Solution It is assumed that this process can be between two extremes: one isothermal and one isentropic. The assumption of isentropic process is applicable after a shock wave that travel in the tank. If the shock wave is ignored too advance material for this book. The process involve some thermodynamics identities to be connected.

In this short section a discussion about the bulk modulus averaged is presented. When more than one liquid are exposed to pressure the value of these two or more liquids can have to be added in special way. Even in some cases of emulsion a suspension of small globules of one liquid in a second liquid with which the first will not mix the total change is the summation of the individuals change.

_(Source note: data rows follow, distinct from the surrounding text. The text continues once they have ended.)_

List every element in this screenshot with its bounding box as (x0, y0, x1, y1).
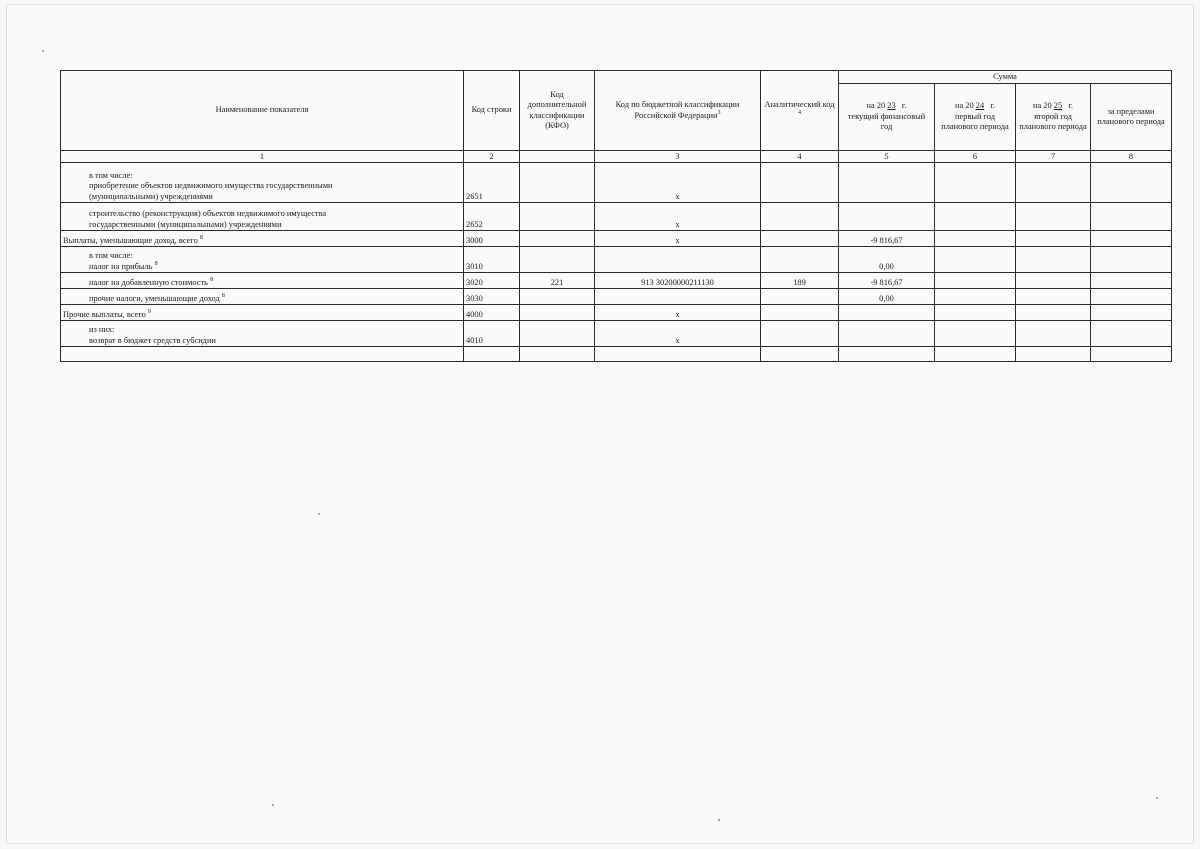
row-4010-bk: х (595, 321, 761, 347)
table-row-2651 (61, 163, 1172, 203)
row-2652-name (61, 203, 464, 231)
col-number: 3 (595, 151, 761, 163)
row-2652-bk: х (595, 203, 761, 231)
row-2652-y2 (935, 203, 1016, 231)
row-3020-analytic: 189 (761, 273, 839, 289)
row-3000-y3 (1016, 231, 1091, 247)
empty-cell (839, 347, 935, 362)
row-2651-y2 (935, 163, 1016, 203)
header-line-code: Код строки (464, 71, 520, 151)
header-year-2 (935, 84, 1016, 151)
row-4010-y1 (839, 321, 935, 347)
y1-suffix: г. (901, 101, 907, 111)
scan-speck (272, 804, 274, 806)
y1-year: 23 (887, 101, 896, 111)
row-3010-sup: 8 (154, 260, 158, 267)
empty-cell (935, 347, 1016, 362)
row-3030-bk (595, 289, 761, 305)
header-bk-sup: 3 (717, 109, 721, 116)
row-3010-bk (595, 247, 761, 273)
row-4000-y3 (1016, 305, 1091, 321)
row-4000-label: Прочие выплаты, всего (63, 309, 146, 319)
table-row-3030 (61, 289, 1172, 305)
row-3000-name (61, 231, 464, 247)
row-3020-name (61, 273, 464, 289)
row-2652-line1: строительство (реконструкция) объектов недвижимого имущества (89, 209, 327, 218)
col-number: 1 (61, 151, 464, 163)
row-3010-beyond (1091, 247, 1172, 273)
empty-cell (761, 347, 839, 362)
table-row-empty (61, 347, 1172, 362)
row-3020-y2 (935, 273, 1016, 289)
row-3000-kfo (520, 231, 595, 247)
col-number: 8 (1091, 151, 1172, 163)
row-3020-kfo: 221 (520, 273, 595, 289)
row-3010-y1: 0,00 (839, 247, 935, 273)
header-sum: Сумма (839, 71, 1172, 84)
row-3010-y2 (935, 247, 1016, 273)
row-3010-analytic (761, 247, 839, 273)
row-4000-y1 (839, 305, 935, 321)
header-year-1 (839, 84, 935, 151)
y3-prefix: на 20 (1032, 101, 1052, 111)
y3-desc: второй год планового периода (1019, 111, 1087, 132)
row-4010-kfo (520, 321, 595, 347)
row-4010-analytic (761, 321, 839, 347)
row-3000-bk: х (595, 231, 761, 247)
y1-prefix: на 20 (866, 101, 886, 111)
row-4010-name (61, 321, 464, 347)
header-analytic-text: Аналитический код (764, 100, 835, 109)
row-3010-y3 (1016, 247, 1091, 273)
y3-year: 25 (1053, 101, 1063, 111)
header-name: Наименование показателя (61, 71, 464, 151)
row-4010-code: 4010 (464, 321, 520, 347)
col-number: 6 (935, 151, 1016, 163)
y2-year: 24 (975, 101, 985, 111)
row-2652-code: 2652 (464, 203, 520, 231)
row-2652-line2: государственными (муниципальными) учреждениями (89, 219, 282, 229)
row-4010-line2: возврат в бюджет средств субсидии (89, 335, 216, 345)
row-2651-analytic (761, 163, 839, 203)
y3-suffix: г. (1068, 101, 1073, 111)
row-3000-code: 3000 (464, 231, 520, 247)
col-number: 7 (1016, 151, 1091, 163)
table-row-3020 (61, 273, 1172, 289)
table-row-2652 (61, 203, 1172, 231)
row-2651-code: 2651 (464, 163, 520, 203)
row-3020-beyond (1091, 273, 1172, 289)
row-3020-y1: -9 816,67 (839, 273, 935, 289)
empty-cell (1091, 347, 1172, 362)
row-3030-analytic (761, 289, 839, 305)
header-analytic-sup: 4 (798, 109, 801, 116)
row-2651-line3: (муниципальными) учреждениями (89, 191, 213, 201)
scan-speck (718, 819, 720, 821)
row-4000-bk: х (595, 305, 761, 321)
scan-speck (318, 513, 320, 515)
row-3010-code: 3010 (464, 247, 520, 273)
row-2652-beyond (1091, 203, 1172, 231)
row-3000-y1: -9 816,67 (839, 231, 935, 247)
col-number: 4 (761, 151, 839, 163)
table-row-3000 (61, 231, 1172, 247)
budget-table (60, 70, 1172, 362)
row-3000-sup: 8 (199, 234, 203, 241)
row-2651-line2: приобретение объектов недвижимого имущества государственными (89, 181, 333, 190)
row-3010-line2: налог на прибыль (89, 261, 153, 271)
header-year-3 (1016, 84, 1091, 151)
row-3030-y2 (935, 289, 1016, 305)
y2-prefix: на 20 (954, 101, 974, 111)
empty-cell (1016, 347, 1091, 362)
row-4010-beyond (1091, 321, 1172, 347)
table-row-4000 (61, 305, 1172, 321)
row-2651-bk: х (595, 163, 761, 203)
row-3030-y3 (1016, 289, 1091, 305)
row-3010-kfo (520, 247, 595, 273)
row-3030-y1: 0,00 (839, 289, 935, 305)
row-2652-analytic (761, 203, 839, 231)
scan-speck (42, 50, 44, 52)
table-row-4010 (61, 321, 1172, 347)
header-bk-text: Код по бюджетной классификации Российской Федерации (615, 100, 740, 120)
row-4000-sup: 9 (147, 308, 151, 315)
row-3020-label: налог на добавленную стоимость (89, 277, 208, 287)
row-3020-code: 3020 (464, 273, 520, 289)
row-2651-y3 (1016, 163, 1091, 203)
row-4000-beyond (1091, 305, 1172, 321)
empty-cell (61, 347, 464, 362)
row-3030-label: прочие налоги, уменьшающие доход (89, 293, 220, 303)
empty-cell (595, 347, 761, 362)
row-2651-name (61, 163, 464, 203)
row-2652-kfo (520, 203, 595, 231)
column-numbers-row (61, 151, 1172, 163)
row-3000-beyond (1091, 231, 1172, 247)
row-3030-sup: 8 (221, 292, 225, 299)
row-3030-name (61, 289, 464, 305)
row-2651-line1: в том числе: (89, 170, 133, 180)
row-3010-line1: в том числе: (89, 251, 133, 260)
row-3030-beyond (1091, 289, 1172, 305)
header-analytic (761, 71, 839, 151)
row-4000-kfo (520, 305, 595, 321)
empty-cell (520, 347, 595, 362)
row-3010-name (61, 247, 464, 273)
row-2651-beyond (1091, 163, 1172, 203)
document-sheet (6, 4, 1194, 844)
row-2651-y1 (839, 163, 935, 203)
row-2651-kfo (520, 163, 595, 203)
y1-desc: текущий финансовый год (847, 111, 926, 132)
row-3020-bk: 913 30200000211130 (595, 273, 761, 289)
row-3020-sup: 8 (210, 276, 214, 283)
row-2652-y1 (839, 203, 935, 231)
header-kfo: Код дополнительной классификации (КФО) (520, 71, 595, 151)
y2-desc: первый год планового периода (941, 111, 1009, 132)
empty-cell (464, 347, 520, 362)
y2-suffix: г. (990, 101, 995, 111)
row-4010-line1: из них: (89, 325, 115, 334)
col-number (520, 151, 595, 163)
table-row-3010 (61, 247, 1172, 273)
row-4000-y2 (935, 305, 1016, 321)
scan-speck (1156, 797, 1158, 799)
row-4000-name (61, 305, 464, 321)
row-4010-y3 (1016, 321, 1091, 347)
row-3000-analytic (761, 231, 839, 247)
header-bk (595, 71, 761, 151)
row-4010-y2 (935, 321, 1016, 347)
row-3000-y2 (935, 231, 1016, 247)
row-3030-kfo (520, 289, 595, 305)
col-number: 5 (839, 151, 935, 163)
row-3030-code: 3030 (464, 289, 520, 305)
row-4000-analytic (761, 305, 839, 321)
col-number: 2 (464, 151, 520, 163)
row-3000-label: Выплаты, уменьшающие доход, всего (63, 235, 198, 245)
row-4000-code: 4000 (464, 305, 520, 321)
row-3020-y3 (1016, 273, 1091, 289)
row-2652-y3 (1016, 203, 1091, 231)
header-beyond: за пределами планового периода (1091, 84, 1172, 151)
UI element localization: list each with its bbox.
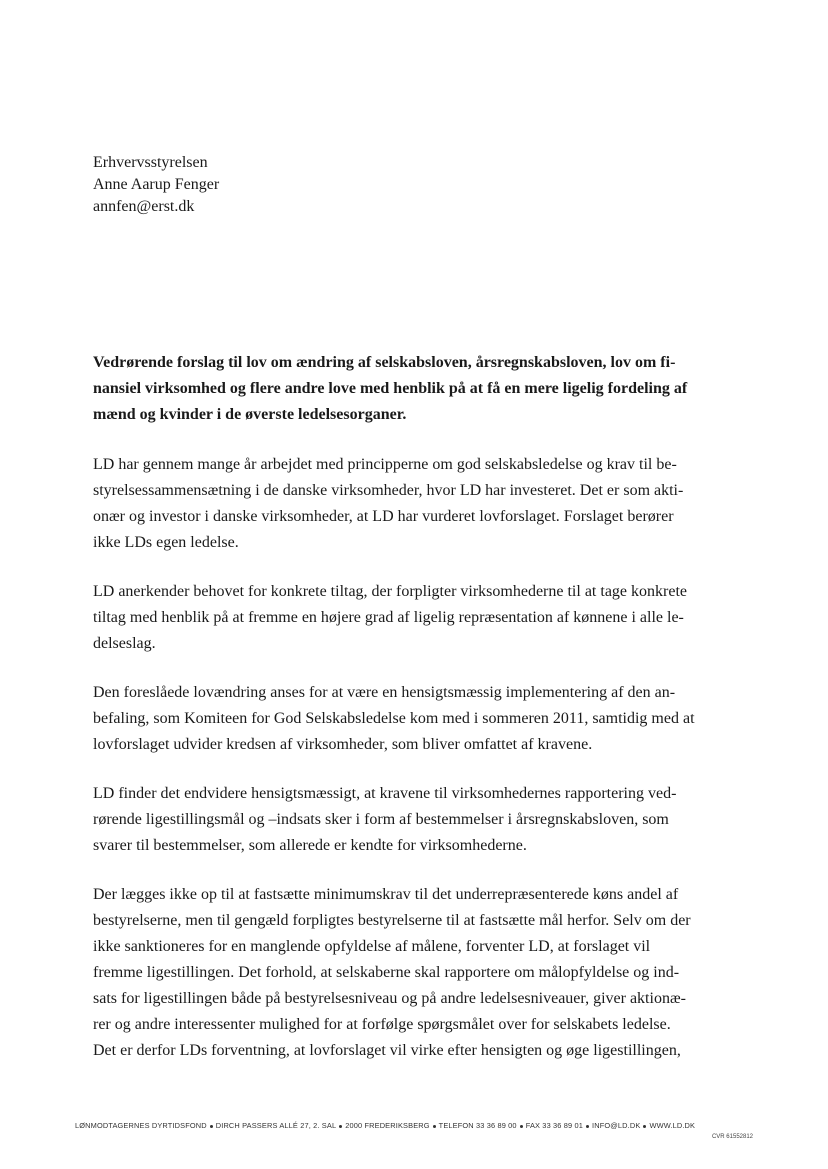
paragraph-3 — [93, 680, 733, 758]
paragraph-line: Det er derfor LDs forventning, at lovforslaget vil virke efter hensigten og øge ligestillingen, — [93, 1042, 681, 1059]
footer-cvr-number: CVR 61552812 — [711, 1134, 753, 1140]
paragraph-line: Der lægges ikke op til at fastsætte minimumskrav til det underrepræsenterede køns andel af — [93, 886, 679, 903]
separator-dot — [586, 1125, 589, 1128]
paragraph-1 — [93, 452, 733, 556]
separator-dot — [643, 1125, 646, 1128]
paragraph-line: sats for ligestillingen både på bestyrelsesniveau og på andre ledelsesniveauer, giver aktionæ- — [93, 990, 686, 1007]
letter-body — [93, 350, 733, 1064]
paragraph-line: tiltag med henblik på at fremme en højere grad af ligelig repræsentation af kønnene i alle le- — [93, 609, 684, 626]
subject-line: nansiel virksomhed og flere andre love med henblik på at få en mere ligelig fordeling af — [93, 380, 688, 397]
recipient-address — [93, 152, 219, 218]
recipient-name: Anne Aarup Fenger — [93, 176, 220, 193]
separator-dot — [210, 1125, 213, 1128]
paragraph-line: delseslag. — [93, 635, 156, 652]
paragraph-line: fremme ligestillingen. Det forhold, at selskaberne skal rapportere om målopfyldelse og ind- — [93, 964, 680, 981]
footer-org-name: LØNMODTAGERNES DYRTIDSFOND — [75, 1121, 207, 1130]
paragraph-line: LD anerkender behovet for konkrete tiltag, der forpligter virksomhederne til at tage konkrete — [93, 583, 687, 600]
paragraph-line: rer og andre interessenter mulighed for at forfølge spørgsmålet over for selskabets ledelse. — [93, 1016, 671, 1033]
paragraph-line: ikke sanktioneres for en manglende opfyldelse af målene, forventer LD, at forslaget vil — [93, 938, 651, 955]
footer-fax: FAX 33 36 89 01 — [525, 1121, 583, 1130]
paragraph-line: svarer til bestemmelser, som allerede er kendte for virksomhederne. — [93, 837, 527, 854]
paragraph-line: Den foreslåede lovændring anses for at være en hensigtsmæssig implementering af den an- — [93, 684, 676, 701]
paragraph-line: LD finder det endvidere hensigtsmæssigt, at kravene til virksomhedernes rapportering ved- — [93, 785, 677, 802]
subject-line: Vedrørende forslag til lov om ændring af selskabsloven, årsregnskabsloven, lov om fi- — [93, 354, 676, 371]
separator-dot — [433, 1125, 436, 1128]
paragraph-4 — [93, 781, 733, 859]
footer-website: WWW.LD.DK — [649, 1121, 696, 1130]
letterhead-footer — [75, 1121, 755, 1130]
separator-dot — [520, 1125, 523, 1128]
subject-line: mænd og kvinder i de øverste ledelsesorganer. — [93, 406, 407, 423]
paragraph-line: befaling, som Komiteen for God Selskabsledelse kom med i sommeren 2011, samtidig med at — [93, 710, 695, 727]
paragraph-line: styrelsessammensætning i de danske virksomheder, hvor LD har investeret. Det er som akti- — [93, 482, 684, 499]
paragraph-line: bestyrelserne, men til gengæld forpligtes bestyrelserne til at fastsætte mål herfor. Selv om der — [93, 912, 691, 929]
paragraph-2 — [93, 579, 733, 657]
recipient-email: annfen@erst.dk — [93, 198, 195, 215]
paragraph-line: onær og investor i danske virksomheder, at LD har vurderet lovforslaget. Forslaget berører — [93, 508, 674, 525]
paragraph-line: LD har gennem mange år arbejdet med principperne om god selskabsledelse og krav til be- — [93, 456, 677, 473]
footer-email: INFO@LD.DK — [592, 1121, 641, 1130]
paragraph-line: lovforslaget udvider kredsen af virksomheder, som bliver omfattet af kravene. — [93, 736, 593, 753]
footer-street: DIRCH PASSERS ALLÉ 27, 2. SAL — [215, 1121, 337, 1130]
footer-city: 2000 FREDERIKSBERG — [345, 1121, 430, 1130]
separator-dot — [339, 1125, 342, 1128]
paragraph-5 — [93, 882, 733, 1064]
recipient-organization: Erhvervsstyrelsen — [93, 154, 208, 171]
paragraph-line: ikke LDs egen ledelse. — [93, 534, 239, 551]
letter-subject — [93, 350, 733, 428]
footer-phone: TELEFON 33 36 89 00 — [438, 1121, 517, 1130]
paragraph-line: rørende ligestillingsmål og –indsats sker i form af bestemmelser i årsregnskabsloven, som — [93, 811, 669, 828]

In case the total change isn't, in special mixture, another approach with taking into account the energy-volume is needed. There are only several situations in which the bulk modulus is important. These situations include hydraulic systems, deep ocean on several occasions , geology system like the Earth, Cosmology. The Pushka equation normally can address the situations in deep ocean and geological system.

This author is not aware of any special issues that involve in Cosmology as opposed to geological system. The only issue that was not addressed is the effect on hydraulic systems. The hydraulic system normally refers to systems in which a liquid is used to transmit forces pressure for surface of moving object normally piston to another object.

In theoretical or hypothetical liquids the moving one object surface results in movement of the other object under the condition that liquid volume is fix. The movement of the responsive object is unpredictable when the liquid volume or density is a function of the pressure and temperature due to the friction. In very rapid systems the temperature and pressure varies during the operation significantly. The change of the bulk modulus by this amount can change the response time significantly.

Hence the analysis has to take into account the above effects. The surface tension manifested itself by a rise or depression of the liquid at the free surface edge. Surface tension is also responsible for the creation of the drops and bubbles. Surface tension results from a sharp change in the density between two adjoined phases or materials.

There is a common misconception for the source of the surface tension.